Les œufs de Pâques sont-ils une tradition au Portugal ?

oeufs de paque

Contrairement à d’autres pays européens où les œufs en chocolat sont omniprésents dès le début du printemps, les œufs de Pâques ne sont pas au cœur des traditions portugaises. Si l’on en trouve aujourd’hui dans les supermarchés — notamment les versions industrielles destinées aux enfants — leur usage reste modeste et souvent associé à des influences extérieures.

La tradition pascale portugaise repose davantage sur des symboles liés à la foi chrétienne et au partage familial. Le folar, avec son œuf dur cuit dans la pâte, représente la fertilité et la résurrection, et constitue un équivalent local beaucoup plus ancien que le chocolat. Offert par les parrains et marraines, ce pain pascal est porteur d’un message spirituel fort.

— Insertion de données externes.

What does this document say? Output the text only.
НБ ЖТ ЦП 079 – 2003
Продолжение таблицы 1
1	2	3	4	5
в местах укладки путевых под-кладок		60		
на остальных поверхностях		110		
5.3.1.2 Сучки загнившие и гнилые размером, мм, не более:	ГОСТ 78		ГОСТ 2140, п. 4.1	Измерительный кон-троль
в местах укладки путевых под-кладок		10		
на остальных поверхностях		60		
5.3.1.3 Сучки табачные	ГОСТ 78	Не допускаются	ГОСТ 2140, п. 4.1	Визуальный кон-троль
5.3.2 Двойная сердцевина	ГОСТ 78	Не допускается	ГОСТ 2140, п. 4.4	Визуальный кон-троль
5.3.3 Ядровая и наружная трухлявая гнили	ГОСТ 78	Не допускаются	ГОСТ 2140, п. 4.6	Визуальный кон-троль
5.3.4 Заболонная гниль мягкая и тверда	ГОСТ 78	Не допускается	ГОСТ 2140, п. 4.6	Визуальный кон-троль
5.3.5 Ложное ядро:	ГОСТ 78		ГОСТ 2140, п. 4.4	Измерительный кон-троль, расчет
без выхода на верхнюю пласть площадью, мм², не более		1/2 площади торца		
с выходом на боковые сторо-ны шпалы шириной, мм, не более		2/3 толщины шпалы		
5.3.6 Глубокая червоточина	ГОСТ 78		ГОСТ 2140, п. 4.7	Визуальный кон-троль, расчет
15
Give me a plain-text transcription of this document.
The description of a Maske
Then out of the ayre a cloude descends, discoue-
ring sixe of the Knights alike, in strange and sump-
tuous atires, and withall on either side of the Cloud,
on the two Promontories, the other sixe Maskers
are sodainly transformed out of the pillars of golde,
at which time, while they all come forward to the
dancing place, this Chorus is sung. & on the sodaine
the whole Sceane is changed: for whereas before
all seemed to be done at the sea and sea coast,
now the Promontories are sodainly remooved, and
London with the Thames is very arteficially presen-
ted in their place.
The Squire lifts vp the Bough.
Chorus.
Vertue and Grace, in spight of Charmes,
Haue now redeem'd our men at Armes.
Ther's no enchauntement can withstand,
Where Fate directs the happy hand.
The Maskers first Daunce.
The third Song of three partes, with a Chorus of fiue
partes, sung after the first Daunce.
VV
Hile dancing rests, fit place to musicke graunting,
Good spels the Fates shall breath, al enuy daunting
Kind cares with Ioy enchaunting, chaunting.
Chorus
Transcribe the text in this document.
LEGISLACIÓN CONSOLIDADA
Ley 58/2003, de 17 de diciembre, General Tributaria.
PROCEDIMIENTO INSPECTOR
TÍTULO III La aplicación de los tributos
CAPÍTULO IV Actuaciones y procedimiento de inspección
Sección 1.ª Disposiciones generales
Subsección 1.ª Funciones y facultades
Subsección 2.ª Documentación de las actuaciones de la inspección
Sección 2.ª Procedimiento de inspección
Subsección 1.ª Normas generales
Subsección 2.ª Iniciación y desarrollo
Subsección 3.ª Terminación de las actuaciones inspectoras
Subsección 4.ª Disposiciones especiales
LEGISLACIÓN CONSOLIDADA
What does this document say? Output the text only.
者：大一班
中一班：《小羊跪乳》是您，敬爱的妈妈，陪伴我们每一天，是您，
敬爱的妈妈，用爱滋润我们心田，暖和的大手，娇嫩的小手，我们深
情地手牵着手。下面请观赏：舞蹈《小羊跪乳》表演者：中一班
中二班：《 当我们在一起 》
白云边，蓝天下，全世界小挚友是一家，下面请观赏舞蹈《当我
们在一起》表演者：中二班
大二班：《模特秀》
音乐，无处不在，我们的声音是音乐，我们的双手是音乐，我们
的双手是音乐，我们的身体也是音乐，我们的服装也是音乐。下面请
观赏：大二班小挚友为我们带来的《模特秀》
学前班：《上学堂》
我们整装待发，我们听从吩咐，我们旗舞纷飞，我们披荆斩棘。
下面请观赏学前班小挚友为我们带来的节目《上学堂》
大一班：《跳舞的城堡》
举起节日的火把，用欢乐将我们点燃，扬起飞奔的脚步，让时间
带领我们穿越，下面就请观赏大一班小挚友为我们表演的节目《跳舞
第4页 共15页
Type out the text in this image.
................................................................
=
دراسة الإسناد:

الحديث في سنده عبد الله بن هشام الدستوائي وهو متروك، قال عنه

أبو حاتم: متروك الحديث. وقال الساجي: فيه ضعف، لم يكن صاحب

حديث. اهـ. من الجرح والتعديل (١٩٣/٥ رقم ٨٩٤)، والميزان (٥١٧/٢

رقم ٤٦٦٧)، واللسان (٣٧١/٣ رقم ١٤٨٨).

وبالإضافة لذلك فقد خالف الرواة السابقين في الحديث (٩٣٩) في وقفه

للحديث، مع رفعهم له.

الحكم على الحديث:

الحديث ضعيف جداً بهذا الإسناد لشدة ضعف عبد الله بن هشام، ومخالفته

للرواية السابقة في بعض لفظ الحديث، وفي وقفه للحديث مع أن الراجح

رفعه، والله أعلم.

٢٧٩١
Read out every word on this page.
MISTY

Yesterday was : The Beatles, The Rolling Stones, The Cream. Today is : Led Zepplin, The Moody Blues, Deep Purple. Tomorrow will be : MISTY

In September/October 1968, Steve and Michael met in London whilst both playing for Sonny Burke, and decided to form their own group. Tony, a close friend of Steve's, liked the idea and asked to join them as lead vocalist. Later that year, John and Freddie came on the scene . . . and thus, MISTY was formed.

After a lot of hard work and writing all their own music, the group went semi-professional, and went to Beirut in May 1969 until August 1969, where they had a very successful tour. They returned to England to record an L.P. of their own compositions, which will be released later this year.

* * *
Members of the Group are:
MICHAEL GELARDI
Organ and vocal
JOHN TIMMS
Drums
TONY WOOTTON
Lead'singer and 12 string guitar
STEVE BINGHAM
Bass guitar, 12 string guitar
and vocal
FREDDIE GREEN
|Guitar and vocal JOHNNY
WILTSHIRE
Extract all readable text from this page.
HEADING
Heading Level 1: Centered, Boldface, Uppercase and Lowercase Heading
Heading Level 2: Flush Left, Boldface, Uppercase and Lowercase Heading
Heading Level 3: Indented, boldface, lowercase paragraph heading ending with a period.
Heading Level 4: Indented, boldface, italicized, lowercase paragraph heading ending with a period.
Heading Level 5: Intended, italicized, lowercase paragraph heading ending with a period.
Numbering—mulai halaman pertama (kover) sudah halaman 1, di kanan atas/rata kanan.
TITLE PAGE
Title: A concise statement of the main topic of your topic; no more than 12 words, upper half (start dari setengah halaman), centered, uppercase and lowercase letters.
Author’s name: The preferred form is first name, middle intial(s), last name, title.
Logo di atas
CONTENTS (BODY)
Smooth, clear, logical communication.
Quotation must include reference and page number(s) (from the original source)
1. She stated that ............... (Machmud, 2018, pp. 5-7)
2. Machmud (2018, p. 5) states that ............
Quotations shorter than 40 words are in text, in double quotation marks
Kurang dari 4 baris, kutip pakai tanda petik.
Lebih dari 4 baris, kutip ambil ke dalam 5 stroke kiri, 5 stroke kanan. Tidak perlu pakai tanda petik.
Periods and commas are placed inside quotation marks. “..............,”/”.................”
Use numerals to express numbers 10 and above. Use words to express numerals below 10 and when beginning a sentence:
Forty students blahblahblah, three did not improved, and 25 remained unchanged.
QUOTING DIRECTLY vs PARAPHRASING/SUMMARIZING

Cela dit, dans les familles urbaines ou sous l’influence de pratiques internationales, il n’est pas rare que les enfants reçoivent des œufs en chocolat, notamment dans les écoles ou les événements organisés par les municipalités. Mais on est loin de la chasse aux œufs massive qu’on retrouve en France ou en Allemagne.

Une célébration entre foi, famille et modernité

En 2025, la Pâques portugaise coïncidera avec celle de l’Église orthodoxe — une rareté qui souligne l’universalité de ce temps fort du calendrier chrétien. Si les rites religieux restent au cœur de la fête, ils cohabitent désormais avec un tourisme curieux de ces traditions locales, des initiatives de préservation culturelle, et une gastronomie toujours plus inventive. Le Portugal prouve, une fois de plus, qu’il sait conjuguer héritage et renouveau, dans une Pâques à la fois ancrée et résolument vivante.